Response to Random Acts of Kindness Week has been overwhelming, far exceeding even the brightest expectations. The Southeast Missourian is coordinating the first-ever weeklong celebration of kindness in the Cape Girardeau area. The special week begins on Mother's Day, May 12.
More than 200 businesses, organizations, churches and individuals have signed a form indicating they will find special ways to participate in kindness week. Many more are expected to sign up before the week begins.
In spite of this enthusiastic endorsement of the concept of an entire week devoted to kindness, many questions have sprung up, as could be expected, about how to organize something that is supposed to be random. The evidence so far, however, is that once a commitment is made to participate, what to do and how to do it just comes naturally. That is a wonderful result of setting aside Random Acts of Kindness Week.
The events and activities that have been put together so far are varied and wonderful. For example, after more than 35 years of coexistence as neighbors, Grace United Methodist Church and Cape Girardeau's junior and senior high schools will come together for a picnic during Random Acts of Kindness Week. The church expects 200 to 300 students to show up in the parking lot for hot dogs and hamburgers grilled by parishioners, but church members could be surprised by acceptance of their act of kindness, especially if it is a nice spring day. And a family that has signed up to participate plans to take refreshments to the man who picks up the garbage.
It is easy to see how a week focusing on kindness generates ideas and stimulates good deeds.
All of which raises another question: Does it take a special week to make kindness a reality? Of course not. The week recognizes that residents of this area are, by nature, giving, friendly and concerned about the needs of others. That has been demonstrated time after time. This is despite the burdens of the world that rise up in the form of mayhem and malaise. The special week celebrates the good in all of us and focuses our attention on the positive.

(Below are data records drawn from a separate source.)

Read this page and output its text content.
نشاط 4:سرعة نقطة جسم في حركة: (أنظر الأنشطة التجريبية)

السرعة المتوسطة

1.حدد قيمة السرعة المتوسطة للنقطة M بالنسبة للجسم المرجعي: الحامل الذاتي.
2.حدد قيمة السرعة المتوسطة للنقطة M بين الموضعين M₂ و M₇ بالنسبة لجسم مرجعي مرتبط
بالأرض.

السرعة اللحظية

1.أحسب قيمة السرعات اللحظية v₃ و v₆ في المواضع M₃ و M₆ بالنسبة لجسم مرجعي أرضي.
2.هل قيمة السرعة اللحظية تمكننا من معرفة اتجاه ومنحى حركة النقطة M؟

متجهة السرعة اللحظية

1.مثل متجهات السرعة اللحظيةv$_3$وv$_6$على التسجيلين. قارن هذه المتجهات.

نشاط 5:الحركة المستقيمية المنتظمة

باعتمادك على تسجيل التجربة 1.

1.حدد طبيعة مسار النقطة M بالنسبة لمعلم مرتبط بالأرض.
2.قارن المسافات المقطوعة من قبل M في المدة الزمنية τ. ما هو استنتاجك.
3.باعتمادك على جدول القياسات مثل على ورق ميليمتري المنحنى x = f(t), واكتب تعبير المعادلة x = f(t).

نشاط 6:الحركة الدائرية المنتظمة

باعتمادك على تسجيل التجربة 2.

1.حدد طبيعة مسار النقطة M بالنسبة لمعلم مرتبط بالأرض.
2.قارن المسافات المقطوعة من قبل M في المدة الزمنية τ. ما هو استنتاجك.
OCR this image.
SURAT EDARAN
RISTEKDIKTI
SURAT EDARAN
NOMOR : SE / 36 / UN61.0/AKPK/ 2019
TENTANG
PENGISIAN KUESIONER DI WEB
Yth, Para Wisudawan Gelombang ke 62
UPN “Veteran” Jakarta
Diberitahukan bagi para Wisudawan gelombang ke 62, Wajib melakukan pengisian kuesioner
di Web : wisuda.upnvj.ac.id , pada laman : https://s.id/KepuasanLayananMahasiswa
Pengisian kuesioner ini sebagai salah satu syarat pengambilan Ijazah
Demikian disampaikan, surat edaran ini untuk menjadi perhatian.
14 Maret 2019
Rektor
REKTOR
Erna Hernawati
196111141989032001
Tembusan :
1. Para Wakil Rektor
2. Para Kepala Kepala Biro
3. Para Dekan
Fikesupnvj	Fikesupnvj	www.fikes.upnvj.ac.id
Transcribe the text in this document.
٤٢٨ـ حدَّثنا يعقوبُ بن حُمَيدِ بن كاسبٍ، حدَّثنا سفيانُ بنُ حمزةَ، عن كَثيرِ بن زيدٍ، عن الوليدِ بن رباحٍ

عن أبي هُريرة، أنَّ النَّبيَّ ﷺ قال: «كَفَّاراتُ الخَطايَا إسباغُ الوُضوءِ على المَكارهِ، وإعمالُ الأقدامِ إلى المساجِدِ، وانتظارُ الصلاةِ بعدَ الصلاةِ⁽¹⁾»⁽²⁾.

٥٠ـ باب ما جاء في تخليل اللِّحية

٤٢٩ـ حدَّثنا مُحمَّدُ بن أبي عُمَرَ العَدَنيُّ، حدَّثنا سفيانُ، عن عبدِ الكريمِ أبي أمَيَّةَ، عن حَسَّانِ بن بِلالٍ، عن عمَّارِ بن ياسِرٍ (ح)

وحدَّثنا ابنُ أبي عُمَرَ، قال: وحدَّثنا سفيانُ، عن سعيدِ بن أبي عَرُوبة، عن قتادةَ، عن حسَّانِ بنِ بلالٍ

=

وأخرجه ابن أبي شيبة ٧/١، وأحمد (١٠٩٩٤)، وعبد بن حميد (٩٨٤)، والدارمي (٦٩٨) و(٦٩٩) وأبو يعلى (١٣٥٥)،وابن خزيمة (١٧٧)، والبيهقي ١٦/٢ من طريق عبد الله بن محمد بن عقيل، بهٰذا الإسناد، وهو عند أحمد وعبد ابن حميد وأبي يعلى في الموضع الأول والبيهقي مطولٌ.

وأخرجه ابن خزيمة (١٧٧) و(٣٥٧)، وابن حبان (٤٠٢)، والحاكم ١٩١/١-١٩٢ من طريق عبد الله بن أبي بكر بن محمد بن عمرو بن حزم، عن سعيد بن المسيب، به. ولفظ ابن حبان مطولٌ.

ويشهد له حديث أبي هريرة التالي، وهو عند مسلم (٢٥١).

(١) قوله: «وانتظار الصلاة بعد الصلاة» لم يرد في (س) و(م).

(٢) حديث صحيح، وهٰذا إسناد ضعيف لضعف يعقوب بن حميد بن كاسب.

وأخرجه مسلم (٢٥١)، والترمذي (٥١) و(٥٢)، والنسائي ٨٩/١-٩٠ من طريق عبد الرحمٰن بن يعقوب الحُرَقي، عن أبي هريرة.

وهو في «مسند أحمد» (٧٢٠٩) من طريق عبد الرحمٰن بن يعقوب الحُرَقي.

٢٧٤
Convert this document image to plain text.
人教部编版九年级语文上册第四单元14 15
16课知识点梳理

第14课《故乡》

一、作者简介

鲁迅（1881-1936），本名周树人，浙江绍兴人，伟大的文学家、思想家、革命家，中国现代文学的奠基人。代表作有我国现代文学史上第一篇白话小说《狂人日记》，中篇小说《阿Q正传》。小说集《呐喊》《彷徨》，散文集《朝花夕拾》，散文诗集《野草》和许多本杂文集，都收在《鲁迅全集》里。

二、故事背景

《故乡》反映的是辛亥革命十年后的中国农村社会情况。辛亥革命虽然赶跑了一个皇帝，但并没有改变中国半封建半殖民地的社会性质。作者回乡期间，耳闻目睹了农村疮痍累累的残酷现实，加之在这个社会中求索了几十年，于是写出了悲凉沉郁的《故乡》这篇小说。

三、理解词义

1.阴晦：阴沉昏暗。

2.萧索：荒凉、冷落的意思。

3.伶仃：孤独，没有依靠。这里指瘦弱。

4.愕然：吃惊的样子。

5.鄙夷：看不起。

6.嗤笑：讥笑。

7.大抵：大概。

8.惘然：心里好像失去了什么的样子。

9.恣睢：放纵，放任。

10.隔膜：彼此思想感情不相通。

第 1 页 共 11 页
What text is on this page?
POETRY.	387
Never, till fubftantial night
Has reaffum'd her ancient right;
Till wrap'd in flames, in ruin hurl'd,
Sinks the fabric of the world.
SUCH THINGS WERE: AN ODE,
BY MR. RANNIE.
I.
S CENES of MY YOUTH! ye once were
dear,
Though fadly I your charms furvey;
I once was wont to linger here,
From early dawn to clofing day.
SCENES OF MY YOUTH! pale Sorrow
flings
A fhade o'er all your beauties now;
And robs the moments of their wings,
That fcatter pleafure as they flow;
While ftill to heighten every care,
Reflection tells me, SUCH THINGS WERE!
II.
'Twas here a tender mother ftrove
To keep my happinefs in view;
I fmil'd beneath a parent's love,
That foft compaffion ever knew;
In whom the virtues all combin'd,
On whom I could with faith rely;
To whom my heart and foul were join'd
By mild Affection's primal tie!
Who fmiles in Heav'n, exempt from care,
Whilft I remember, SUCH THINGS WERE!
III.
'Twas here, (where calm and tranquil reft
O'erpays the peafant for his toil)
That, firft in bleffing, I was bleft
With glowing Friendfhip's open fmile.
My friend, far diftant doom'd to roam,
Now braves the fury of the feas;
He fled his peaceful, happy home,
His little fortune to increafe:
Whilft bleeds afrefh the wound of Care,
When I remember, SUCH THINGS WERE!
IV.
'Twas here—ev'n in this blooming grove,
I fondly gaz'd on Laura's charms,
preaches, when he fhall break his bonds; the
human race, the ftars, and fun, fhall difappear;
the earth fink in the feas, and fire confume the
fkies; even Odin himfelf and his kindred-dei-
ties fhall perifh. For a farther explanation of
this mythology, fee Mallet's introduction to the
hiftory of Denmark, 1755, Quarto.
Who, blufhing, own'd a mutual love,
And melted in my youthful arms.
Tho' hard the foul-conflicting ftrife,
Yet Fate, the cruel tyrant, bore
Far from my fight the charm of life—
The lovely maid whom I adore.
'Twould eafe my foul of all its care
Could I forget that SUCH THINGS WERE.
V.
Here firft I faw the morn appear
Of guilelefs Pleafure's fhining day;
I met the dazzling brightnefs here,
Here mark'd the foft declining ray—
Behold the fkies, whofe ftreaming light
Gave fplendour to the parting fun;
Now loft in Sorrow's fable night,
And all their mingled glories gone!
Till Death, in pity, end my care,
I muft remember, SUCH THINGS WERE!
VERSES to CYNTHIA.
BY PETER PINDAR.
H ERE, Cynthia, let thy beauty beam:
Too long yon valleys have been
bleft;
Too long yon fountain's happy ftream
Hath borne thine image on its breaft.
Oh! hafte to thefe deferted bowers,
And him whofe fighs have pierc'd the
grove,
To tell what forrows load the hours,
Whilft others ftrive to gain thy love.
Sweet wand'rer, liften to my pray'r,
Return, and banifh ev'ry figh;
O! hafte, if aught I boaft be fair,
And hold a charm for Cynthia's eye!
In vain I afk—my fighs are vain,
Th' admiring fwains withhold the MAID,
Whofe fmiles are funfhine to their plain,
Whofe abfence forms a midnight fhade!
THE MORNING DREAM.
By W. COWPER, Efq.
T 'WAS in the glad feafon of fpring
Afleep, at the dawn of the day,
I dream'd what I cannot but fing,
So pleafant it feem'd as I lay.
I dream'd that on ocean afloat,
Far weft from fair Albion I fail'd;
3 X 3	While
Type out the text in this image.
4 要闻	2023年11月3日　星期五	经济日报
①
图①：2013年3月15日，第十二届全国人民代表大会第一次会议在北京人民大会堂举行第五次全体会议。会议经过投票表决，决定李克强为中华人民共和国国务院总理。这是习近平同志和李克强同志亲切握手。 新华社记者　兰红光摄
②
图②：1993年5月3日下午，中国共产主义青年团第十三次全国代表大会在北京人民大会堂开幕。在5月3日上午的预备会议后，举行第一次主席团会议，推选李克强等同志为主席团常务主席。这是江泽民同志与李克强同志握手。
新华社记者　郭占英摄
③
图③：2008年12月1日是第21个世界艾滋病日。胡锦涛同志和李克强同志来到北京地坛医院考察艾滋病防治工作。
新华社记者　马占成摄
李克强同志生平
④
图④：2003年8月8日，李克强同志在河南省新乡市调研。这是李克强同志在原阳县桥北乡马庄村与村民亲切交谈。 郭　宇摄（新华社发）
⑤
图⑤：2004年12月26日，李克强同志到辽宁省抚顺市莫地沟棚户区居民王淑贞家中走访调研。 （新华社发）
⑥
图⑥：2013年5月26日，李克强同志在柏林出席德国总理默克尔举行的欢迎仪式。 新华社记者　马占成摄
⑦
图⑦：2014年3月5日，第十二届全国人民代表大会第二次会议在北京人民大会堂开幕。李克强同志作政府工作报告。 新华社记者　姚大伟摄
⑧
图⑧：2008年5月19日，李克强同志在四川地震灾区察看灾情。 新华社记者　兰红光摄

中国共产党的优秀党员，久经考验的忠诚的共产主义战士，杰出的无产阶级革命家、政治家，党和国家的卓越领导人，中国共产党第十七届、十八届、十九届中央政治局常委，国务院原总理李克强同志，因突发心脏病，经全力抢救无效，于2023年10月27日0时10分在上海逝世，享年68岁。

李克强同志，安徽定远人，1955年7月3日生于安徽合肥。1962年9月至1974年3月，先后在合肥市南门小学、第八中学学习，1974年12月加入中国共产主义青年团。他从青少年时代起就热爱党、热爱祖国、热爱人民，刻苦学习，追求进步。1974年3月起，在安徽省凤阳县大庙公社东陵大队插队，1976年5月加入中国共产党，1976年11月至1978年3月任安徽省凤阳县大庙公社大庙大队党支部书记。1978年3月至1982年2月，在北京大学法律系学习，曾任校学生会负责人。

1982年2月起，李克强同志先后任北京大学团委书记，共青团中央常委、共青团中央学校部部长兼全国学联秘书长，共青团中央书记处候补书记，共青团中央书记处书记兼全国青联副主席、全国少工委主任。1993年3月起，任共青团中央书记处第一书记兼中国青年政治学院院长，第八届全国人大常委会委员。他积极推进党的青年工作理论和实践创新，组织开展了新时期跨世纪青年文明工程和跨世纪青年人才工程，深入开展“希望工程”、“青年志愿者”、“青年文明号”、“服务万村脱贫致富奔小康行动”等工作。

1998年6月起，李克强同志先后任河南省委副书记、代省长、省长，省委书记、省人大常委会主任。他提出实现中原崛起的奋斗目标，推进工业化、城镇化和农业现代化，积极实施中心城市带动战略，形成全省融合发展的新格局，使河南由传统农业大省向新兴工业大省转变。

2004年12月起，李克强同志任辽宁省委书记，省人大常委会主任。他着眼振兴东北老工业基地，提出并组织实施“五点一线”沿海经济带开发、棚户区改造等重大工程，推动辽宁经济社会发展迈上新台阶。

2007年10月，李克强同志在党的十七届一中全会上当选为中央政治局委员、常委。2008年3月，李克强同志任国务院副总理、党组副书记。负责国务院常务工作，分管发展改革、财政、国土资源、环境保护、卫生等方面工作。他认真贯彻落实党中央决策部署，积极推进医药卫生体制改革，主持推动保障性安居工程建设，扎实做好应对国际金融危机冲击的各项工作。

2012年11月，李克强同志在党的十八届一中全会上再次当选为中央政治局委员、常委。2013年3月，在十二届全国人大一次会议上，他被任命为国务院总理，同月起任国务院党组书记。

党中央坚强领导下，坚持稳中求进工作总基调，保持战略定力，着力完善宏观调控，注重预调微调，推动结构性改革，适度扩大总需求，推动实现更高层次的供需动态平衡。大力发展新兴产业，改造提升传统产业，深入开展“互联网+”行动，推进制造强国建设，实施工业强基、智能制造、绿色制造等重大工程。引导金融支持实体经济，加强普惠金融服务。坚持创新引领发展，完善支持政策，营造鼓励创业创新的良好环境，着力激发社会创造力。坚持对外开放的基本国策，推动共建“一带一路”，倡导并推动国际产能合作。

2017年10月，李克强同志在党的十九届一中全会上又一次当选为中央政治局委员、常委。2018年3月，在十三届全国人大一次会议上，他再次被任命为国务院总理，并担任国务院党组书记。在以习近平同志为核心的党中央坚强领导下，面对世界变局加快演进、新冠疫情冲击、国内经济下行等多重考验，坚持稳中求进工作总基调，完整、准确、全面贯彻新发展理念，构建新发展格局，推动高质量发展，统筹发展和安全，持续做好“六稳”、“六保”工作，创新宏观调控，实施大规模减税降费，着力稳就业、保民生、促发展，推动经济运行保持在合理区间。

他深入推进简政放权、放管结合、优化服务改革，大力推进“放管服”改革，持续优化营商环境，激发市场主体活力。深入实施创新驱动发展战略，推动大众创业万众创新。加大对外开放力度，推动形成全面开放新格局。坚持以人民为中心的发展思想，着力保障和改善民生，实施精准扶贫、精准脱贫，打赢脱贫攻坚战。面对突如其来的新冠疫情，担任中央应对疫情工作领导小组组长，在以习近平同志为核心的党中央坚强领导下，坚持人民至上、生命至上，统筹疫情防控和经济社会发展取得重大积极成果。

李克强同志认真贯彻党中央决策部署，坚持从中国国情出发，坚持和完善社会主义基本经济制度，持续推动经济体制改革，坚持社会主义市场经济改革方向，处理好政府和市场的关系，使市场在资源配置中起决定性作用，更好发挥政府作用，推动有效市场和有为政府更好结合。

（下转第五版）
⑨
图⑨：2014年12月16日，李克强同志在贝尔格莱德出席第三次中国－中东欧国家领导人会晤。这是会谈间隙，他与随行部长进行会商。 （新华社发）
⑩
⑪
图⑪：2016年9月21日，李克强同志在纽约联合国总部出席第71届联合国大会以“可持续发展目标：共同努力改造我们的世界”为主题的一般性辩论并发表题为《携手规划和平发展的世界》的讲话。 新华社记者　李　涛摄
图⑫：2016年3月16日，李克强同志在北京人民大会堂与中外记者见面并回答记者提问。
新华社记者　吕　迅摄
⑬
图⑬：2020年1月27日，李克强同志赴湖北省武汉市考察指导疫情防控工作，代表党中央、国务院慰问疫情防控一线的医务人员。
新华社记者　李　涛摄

Many acts of kindness take on religious dimensions, which may help explain why the recent addition of a simple, one-sentence prayer each day on this Opinion page has generated so much positive feedback. It is, in a way, a demonstration of the fact that good deeds have as their source a supreme being who deserves to be acknowledged and thanked.
One hope is that this first Random Acts of Kindness Week will spark a renewal of positive actions in the lives of those who choose to participate, and that this renewal will obtain the momentum to last throughout the year, and that, God willing, the world will be a little better for it.